Eklektisch, aber niemals epigonal reihen sich die Tracks mit einem großen musikalischen Vokabular aneinander. Eindrücke von Indie Rock, Blues, Artpop und dem goldenen Zeitalter der 70er Jahre bieten sich an, drängen sich aber nicht auf. Ihre musikalische Vielfalt mag Albertine Sarges als Kollaborateurin in diversen Genres entwickelt haben (Kat Frankie, Holly Herndon, Christiane Rösinger, Ostia).
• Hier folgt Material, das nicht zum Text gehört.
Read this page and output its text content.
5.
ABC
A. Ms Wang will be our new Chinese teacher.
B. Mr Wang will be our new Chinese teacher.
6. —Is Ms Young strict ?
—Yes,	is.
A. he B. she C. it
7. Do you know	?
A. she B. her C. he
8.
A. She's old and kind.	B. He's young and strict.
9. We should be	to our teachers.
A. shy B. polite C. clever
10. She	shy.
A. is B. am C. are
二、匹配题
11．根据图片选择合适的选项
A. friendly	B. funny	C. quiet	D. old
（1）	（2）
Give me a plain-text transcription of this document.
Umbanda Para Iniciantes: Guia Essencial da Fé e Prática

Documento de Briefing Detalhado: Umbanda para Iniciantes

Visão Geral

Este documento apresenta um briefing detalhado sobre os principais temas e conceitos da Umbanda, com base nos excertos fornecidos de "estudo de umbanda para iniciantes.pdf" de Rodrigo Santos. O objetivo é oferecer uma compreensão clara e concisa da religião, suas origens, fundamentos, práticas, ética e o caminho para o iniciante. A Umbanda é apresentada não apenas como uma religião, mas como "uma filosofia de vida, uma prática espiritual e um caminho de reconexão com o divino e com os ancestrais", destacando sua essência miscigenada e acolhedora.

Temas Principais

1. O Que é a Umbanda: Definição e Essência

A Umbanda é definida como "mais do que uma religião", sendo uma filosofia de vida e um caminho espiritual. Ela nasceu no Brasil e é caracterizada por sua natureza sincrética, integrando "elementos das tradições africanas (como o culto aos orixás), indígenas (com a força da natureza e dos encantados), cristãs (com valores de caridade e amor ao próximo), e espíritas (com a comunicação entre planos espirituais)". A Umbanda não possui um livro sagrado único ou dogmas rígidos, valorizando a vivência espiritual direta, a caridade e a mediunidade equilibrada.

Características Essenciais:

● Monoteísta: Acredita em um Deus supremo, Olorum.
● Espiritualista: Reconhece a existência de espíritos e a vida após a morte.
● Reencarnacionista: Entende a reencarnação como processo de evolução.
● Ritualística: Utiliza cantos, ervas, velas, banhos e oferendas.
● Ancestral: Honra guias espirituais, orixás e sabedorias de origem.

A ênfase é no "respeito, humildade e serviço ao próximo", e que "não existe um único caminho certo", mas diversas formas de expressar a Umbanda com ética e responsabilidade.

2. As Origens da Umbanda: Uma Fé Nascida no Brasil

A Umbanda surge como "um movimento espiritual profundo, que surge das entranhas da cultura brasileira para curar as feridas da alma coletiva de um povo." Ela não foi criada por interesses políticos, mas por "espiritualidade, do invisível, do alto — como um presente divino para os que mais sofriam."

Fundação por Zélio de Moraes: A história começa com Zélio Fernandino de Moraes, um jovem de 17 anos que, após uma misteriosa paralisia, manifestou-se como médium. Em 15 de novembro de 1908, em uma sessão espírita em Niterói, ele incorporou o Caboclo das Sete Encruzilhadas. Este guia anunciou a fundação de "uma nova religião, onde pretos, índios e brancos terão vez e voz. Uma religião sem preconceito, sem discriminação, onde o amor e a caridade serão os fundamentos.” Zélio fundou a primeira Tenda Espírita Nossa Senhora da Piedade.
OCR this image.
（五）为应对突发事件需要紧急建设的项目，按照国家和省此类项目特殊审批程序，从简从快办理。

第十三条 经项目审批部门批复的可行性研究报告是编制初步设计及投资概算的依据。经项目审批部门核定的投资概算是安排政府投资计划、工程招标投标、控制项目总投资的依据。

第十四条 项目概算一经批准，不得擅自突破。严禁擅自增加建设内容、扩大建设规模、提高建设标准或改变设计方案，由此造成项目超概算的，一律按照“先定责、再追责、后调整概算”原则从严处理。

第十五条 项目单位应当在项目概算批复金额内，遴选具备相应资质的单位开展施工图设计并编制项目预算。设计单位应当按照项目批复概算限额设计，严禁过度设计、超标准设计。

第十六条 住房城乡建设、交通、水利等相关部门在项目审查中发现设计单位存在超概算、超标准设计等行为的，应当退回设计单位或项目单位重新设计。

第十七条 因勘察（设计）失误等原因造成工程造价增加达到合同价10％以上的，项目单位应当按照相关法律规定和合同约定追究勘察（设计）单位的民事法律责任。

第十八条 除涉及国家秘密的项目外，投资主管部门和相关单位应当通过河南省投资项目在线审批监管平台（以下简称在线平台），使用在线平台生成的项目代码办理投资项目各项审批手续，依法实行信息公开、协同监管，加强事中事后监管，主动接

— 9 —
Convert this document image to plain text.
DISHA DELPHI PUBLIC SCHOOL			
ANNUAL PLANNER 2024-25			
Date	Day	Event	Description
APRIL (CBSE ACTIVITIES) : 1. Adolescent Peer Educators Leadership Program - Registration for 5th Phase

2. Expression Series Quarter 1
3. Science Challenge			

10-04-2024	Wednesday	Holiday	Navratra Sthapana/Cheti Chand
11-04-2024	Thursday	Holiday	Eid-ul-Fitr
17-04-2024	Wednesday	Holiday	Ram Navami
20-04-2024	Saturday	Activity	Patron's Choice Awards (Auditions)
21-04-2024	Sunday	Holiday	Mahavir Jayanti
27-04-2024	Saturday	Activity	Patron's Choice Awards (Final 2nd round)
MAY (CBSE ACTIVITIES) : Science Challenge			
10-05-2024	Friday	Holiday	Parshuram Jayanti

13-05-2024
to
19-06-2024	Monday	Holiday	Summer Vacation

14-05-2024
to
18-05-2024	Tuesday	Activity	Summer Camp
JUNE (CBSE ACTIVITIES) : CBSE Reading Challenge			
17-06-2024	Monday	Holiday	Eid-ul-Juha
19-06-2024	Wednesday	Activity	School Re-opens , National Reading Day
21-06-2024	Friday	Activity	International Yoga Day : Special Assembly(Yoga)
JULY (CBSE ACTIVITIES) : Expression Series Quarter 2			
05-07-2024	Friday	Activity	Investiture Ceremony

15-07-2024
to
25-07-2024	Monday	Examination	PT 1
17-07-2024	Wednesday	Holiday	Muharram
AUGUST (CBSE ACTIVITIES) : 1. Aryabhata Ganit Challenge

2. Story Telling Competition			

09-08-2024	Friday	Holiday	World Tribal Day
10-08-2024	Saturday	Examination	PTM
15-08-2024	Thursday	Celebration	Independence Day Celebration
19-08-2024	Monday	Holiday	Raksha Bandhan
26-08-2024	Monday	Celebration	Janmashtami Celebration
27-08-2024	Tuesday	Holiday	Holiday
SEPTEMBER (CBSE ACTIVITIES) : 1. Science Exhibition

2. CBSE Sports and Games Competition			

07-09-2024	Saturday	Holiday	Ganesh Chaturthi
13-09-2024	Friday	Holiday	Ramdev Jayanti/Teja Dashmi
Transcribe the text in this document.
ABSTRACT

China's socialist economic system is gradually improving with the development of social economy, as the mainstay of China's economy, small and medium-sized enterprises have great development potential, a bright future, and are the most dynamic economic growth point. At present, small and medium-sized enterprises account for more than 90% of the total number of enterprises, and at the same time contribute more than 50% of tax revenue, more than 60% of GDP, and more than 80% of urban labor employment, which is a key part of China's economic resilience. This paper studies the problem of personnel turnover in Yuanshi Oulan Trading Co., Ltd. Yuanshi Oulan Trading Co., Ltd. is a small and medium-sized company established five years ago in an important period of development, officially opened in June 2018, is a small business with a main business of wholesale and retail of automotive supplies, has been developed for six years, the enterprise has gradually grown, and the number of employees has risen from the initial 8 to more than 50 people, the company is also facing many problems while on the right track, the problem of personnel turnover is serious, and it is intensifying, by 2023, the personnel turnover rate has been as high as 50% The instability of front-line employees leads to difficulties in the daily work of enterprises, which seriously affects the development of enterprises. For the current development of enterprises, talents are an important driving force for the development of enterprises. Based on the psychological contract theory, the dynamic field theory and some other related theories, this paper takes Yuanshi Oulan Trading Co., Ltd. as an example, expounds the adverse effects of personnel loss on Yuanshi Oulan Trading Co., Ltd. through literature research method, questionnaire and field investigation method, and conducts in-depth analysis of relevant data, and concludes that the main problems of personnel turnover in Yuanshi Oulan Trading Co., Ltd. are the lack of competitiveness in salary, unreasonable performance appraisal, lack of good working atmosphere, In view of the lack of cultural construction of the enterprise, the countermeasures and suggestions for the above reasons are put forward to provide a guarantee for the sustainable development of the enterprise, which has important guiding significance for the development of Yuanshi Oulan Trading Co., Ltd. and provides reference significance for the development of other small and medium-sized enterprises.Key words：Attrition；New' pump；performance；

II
Das Album entstand an zwei sehr unterschiedlichen Orten. Zum einen in der Betonlandschaft eines Gewerbeviertels in Berlin-Marzahn, in dem Sarges viele Winterwochen lang, beleuchtet nur von der kleinen Lampe auf dem Fensterbrett, die Sensibilitäten ihrer bekenntnishaften Lieder abtastete. Zum anderen am britischen Küstenort Margate, ein von Windböen und Möwengeschrei aufgepeitschtes Städtchen mit bunten Häusern, wo sie in einem Musikstudio ihres Londoner Labels, der PRAH-Foundation, gemeinsam mit ihren musikalischen Kompagnons die Songs weiterentwickelte.